This pizza is slicing Bay Ridge in two!
Locals are divided over news that artisinal pizza mini-chain Artichoke Basille’s is cooking up a storefront on the corner of 91st Street and Fourth Avenue. A few are already feening for eatery’s butter-and-cream-laden, Artichoke-topped pies — but crusty purists are cheesed off that cooks are trying to pass anything with vegetables off as pizza, one said.
“Vegetables should be nowhere near my pizza. If you’re going to do pizza, do pizza — get it dripping with cheese and sauce and grease,” said Ridgite Michael Marotto, who argued Nino’s on Third Avenue and 91st Street is the real deal. “To me a real slice of pizza is plain or pepperoni. When people start adding all these fancy toppings, they lose me. Artichokes belong in salads, not pizza.”
Of seven locals surveyed, two were warm to an Artichoke opening, and five said the restaurant was a crime against chewmanity — none had eaten there before.
The notion of any toppings at all is too much to swallow, another gastronome said.
“Artichokes? No thanks. Plain is all I need,” said Loutfi Fares, who regularly buys pies from Pizza Wagon for family dinners with his nine children and 23 grandchildren. “Nothing beats a plain slice.”
Artichoke has six kitchens peppered across the city — and another in California — and serves up crab, meatball, and margherita pizzas in addition to its eponymous artichoke pie. Co-owner Francis Garcia, a Staten Island native, understands the personal attachment to the plain slice but feels his menu has a lot of offer Bay Ridgites.
“Pizza is a very personal thing,” said Garcia. “We’re native New Yorkers, we’re not trying to hurt anybody. We just hope to bring a little bit of variety. I hope that everybody comes out and gives it a try.”

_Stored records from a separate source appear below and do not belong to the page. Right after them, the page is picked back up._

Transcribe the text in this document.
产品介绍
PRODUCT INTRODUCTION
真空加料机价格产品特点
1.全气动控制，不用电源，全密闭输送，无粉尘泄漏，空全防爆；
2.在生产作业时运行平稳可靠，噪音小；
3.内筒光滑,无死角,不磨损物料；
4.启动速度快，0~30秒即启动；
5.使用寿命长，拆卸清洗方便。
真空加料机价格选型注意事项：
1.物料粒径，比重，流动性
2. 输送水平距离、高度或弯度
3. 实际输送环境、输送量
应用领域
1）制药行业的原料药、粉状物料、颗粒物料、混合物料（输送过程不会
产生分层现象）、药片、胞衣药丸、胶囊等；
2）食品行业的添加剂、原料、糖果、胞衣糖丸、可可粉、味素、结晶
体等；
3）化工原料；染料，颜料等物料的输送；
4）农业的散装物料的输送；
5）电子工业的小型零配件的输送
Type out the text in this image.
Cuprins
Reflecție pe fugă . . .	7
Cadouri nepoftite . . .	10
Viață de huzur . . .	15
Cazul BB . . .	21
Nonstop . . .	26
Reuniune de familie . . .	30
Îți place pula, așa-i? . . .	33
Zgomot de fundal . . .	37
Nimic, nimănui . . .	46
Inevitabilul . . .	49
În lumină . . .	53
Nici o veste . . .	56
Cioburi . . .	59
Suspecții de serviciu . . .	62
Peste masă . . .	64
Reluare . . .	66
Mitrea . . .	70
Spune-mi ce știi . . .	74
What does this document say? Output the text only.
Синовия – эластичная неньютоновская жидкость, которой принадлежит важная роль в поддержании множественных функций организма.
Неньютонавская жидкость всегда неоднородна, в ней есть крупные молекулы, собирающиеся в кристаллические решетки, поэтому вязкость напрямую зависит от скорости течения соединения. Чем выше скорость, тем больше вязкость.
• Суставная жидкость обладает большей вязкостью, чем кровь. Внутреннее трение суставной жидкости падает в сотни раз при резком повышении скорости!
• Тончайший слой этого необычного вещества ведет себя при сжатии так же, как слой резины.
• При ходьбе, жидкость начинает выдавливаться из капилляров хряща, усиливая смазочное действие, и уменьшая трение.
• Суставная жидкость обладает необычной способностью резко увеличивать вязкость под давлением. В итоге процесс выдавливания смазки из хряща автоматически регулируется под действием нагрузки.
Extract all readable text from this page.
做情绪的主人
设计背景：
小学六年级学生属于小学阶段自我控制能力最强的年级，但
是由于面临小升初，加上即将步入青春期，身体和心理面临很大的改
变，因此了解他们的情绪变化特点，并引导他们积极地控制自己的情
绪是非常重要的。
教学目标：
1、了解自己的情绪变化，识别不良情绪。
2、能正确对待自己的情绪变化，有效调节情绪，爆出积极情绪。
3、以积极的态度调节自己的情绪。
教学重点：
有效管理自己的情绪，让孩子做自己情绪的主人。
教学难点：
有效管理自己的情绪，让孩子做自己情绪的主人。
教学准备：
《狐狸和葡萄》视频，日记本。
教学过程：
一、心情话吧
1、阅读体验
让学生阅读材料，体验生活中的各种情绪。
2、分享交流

Garcia and his cousin opened the first Artichoke in Manhattan in 2008 after working in their family’s Staten Island restaurant Basille’s for years. The 91st Street location replaces Verrazano Pizza and will be the borough’s second Artichoke — the first is in Park Slope. Garcia plans to open before the month is out, he said.
Picky pizza eaters aside there are still those in the nabe excited to sink their teeth into an artichoke pie — after all, how many red-sauce-and-cheese slices does one neighborhood need, another eater said.
“I definitely plan on coming over and trying a slice,” said Christine Bravermen, who usually goes to Luigi’s on Third Avenue and 85th Street. “I’ve heard they’re really good, and I’m a sucker for those speciality slices. It’s nice to have something different in the neighborhood.”